The free and open exchanges of views on important social issues are central to our mission. I plan to attend as many of these events as my schedule will allow, and I hope you will participate too.
I am thrilled to have started my own Hamilton education and I look forward to seeing what we can do together.
Best wishes for a wonderful academic year,
Recent Events, July 11, 2016
I had hoped my first email to you as President of Hamilton College would be to recognize and celebrate one of the many wonderful aspects of our extended community. I write instead in response to the extraordinary sequence of recent tragic events in Orlando, Baton Rouge, St. Paul and Dallas, and in so many other communities around the world, from Iraq to Bangladesh.
These events affect all of us, but they may be felt particularly acutely by some members of our community. I want to acknowledge that fact and to encourage anyone who may wish to take advantage of counseling or other resources to contact David Walden at Hamilton’s Counseling Center (firstname.lastname@example.org).
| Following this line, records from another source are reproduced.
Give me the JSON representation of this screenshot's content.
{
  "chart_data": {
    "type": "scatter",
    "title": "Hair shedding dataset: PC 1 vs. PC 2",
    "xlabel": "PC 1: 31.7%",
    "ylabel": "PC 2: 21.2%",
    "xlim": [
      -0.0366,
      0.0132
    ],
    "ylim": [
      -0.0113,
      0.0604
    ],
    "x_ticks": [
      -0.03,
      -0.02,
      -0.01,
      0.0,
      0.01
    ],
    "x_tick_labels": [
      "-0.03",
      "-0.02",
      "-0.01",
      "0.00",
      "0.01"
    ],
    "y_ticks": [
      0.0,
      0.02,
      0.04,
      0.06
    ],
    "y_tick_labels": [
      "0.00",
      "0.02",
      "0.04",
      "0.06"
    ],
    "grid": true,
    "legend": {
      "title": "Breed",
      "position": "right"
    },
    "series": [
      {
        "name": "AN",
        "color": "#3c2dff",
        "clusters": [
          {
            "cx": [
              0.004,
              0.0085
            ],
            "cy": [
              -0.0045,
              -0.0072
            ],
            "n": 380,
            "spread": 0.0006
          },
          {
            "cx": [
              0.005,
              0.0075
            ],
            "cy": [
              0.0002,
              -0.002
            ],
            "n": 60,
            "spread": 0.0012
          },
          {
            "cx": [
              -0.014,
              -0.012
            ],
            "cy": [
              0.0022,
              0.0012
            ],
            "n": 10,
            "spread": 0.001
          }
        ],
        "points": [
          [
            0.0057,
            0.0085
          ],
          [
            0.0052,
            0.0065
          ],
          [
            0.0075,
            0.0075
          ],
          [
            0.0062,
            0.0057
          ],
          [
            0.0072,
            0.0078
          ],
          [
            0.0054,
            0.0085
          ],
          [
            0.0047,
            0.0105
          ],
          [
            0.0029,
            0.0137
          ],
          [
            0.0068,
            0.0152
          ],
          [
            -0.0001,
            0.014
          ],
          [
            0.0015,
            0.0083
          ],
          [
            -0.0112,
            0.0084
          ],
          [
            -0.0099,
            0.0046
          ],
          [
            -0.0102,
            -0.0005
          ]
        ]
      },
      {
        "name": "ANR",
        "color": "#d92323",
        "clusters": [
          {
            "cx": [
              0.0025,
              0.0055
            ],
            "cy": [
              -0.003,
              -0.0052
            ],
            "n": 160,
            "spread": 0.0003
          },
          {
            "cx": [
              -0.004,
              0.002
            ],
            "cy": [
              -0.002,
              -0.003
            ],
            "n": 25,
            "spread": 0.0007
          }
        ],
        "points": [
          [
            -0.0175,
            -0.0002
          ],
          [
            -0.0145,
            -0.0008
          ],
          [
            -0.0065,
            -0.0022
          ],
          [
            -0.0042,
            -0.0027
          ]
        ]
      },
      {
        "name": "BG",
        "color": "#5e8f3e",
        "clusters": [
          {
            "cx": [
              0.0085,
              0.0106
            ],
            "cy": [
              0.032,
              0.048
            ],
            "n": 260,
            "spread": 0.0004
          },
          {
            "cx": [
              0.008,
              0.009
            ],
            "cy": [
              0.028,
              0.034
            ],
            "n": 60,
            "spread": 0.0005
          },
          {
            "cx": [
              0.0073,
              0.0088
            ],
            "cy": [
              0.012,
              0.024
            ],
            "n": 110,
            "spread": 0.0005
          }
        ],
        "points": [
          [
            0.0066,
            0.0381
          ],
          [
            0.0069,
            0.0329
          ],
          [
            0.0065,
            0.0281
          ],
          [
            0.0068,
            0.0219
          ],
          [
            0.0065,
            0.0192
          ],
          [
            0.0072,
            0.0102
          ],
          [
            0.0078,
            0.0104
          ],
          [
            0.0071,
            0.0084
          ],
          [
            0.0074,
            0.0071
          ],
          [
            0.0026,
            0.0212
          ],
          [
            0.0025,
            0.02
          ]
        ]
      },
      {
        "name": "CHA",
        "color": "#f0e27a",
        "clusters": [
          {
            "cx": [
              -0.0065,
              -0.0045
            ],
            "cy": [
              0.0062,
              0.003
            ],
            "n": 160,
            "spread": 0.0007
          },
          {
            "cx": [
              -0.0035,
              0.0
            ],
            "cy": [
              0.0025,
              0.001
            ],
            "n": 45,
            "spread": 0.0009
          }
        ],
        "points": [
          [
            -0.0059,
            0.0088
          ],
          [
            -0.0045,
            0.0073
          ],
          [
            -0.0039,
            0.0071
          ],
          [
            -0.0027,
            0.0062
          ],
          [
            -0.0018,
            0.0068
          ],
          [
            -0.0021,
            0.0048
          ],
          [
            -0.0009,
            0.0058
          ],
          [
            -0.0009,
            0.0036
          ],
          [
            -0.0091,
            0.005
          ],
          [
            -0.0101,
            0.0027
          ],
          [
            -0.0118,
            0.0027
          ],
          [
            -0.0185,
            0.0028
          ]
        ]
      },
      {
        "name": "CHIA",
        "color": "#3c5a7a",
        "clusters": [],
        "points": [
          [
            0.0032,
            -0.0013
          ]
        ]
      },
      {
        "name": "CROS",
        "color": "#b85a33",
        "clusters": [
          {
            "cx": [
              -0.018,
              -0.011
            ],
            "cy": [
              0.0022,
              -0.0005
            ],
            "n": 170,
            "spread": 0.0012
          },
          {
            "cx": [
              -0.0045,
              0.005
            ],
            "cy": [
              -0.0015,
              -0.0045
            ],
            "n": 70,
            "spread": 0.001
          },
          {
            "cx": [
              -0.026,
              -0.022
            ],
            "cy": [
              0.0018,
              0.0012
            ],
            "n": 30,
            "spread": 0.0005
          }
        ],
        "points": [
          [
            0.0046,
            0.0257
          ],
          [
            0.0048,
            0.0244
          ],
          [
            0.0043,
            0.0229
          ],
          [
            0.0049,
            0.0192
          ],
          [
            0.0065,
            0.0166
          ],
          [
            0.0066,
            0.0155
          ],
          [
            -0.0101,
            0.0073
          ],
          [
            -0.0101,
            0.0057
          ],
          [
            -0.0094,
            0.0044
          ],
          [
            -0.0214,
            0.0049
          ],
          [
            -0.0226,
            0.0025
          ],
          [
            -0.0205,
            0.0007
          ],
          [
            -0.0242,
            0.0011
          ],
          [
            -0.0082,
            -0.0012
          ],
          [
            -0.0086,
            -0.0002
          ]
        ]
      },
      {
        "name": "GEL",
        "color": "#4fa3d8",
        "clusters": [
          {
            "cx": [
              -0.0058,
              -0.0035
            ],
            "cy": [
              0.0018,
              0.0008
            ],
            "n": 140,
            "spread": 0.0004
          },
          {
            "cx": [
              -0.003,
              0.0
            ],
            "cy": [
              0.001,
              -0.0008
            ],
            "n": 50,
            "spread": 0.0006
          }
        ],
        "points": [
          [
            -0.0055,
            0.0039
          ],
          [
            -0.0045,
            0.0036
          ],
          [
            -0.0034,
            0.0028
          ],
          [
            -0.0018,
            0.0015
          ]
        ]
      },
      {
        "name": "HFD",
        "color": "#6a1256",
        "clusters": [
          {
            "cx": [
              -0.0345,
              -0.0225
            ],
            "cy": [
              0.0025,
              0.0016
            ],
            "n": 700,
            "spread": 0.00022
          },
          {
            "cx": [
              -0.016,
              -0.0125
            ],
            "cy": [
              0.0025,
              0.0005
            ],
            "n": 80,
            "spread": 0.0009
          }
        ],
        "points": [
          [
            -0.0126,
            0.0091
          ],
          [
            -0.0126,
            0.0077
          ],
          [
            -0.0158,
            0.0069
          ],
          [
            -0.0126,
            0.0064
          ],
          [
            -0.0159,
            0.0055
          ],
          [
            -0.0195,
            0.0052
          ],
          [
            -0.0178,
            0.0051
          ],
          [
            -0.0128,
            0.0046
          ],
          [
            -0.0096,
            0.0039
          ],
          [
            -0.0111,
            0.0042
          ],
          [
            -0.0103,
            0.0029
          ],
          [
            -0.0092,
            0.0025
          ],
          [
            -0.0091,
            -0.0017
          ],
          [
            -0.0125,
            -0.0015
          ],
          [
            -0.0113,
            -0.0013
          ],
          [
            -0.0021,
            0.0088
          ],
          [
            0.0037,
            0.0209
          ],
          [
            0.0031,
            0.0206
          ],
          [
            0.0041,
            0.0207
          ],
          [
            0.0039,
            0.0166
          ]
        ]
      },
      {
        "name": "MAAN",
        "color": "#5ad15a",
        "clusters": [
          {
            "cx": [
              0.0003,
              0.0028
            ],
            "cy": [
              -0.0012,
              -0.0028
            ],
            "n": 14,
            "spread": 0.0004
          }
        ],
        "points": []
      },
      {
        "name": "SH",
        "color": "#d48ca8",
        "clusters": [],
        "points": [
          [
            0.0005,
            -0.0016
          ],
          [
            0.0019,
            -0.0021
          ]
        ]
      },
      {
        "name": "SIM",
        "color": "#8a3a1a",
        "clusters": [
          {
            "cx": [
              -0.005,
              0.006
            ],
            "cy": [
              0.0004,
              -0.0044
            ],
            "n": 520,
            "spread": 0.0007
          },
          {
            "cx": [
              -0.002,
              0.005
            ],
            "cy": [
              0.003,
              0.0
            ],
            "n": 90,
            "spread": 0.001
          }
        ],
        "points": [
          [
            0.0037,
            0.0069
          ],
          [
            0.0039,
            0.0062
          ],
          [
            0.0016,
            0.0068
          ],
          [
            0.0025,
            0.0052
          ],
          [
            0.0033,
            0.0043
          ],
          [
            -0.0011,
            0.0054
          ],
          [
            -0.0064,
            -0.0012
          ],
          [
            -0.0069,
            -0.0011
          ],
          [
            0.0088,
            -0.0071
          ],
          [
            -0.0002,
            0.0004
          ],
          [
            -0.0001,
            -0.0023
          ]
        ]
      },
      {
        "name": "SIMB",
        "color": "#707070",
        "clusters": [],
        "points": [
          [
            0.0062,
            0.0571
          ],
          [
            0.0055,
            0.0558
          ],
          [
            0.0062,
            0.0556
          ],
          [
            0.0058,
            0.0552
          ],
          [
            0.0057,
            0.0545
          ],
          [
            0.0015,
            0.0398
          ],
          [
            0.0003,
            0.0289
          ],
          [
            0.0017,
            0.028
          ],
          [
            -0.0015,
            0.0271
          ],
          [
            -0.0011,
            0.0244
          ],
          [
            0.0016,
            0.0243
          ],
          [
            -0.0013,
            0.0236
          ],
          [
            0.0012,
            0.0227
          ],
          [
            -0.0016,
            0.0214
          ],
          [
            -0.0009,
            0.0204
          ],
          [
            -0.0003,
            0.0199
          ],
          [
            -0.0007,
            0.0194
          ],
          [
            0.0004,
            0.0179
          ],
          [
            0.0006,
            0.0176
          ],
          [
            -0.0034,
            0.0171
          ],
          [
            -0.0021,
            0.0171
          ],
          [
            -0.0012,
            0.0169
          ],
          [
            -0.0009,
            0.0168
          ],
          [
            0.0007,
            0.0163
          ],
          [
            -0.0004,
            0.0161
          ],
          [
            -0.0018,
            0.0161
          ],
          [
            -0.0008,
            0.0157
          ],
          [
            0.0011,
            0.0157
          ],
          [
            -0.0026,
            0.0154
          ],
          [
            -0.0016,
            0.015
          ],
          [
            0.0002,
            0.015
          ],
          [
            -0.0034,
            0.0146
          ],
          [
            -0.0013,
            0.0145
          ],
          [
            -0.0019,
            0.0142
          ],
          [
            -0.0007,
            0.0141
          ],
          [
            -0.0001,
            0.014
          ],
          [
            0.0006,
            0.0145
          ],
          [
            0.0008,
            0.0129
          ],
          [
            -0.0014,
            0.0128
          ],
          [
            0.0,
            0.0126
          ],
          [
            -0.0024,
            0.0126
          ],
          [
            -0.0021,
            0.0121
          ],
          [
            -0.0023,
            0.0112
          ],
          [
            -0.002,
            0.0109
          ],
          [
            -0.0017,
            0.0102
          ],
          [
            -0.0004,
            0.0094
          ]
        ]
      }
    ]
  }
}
David is available to help you identify local services available to you during the summer months.
As a society, we continue to grapple with racism, inequality, violence and similar challenges. Hamilton has made progress in addressing these issues, but we can do more. It is incumbent on all of us to foster an environment in which every student can thrive; in doing so, we make Hamilton stronger and better prepare all of us to help solve the problems we see around us.
I look forward to learning with and from you when we are all on campus this fall.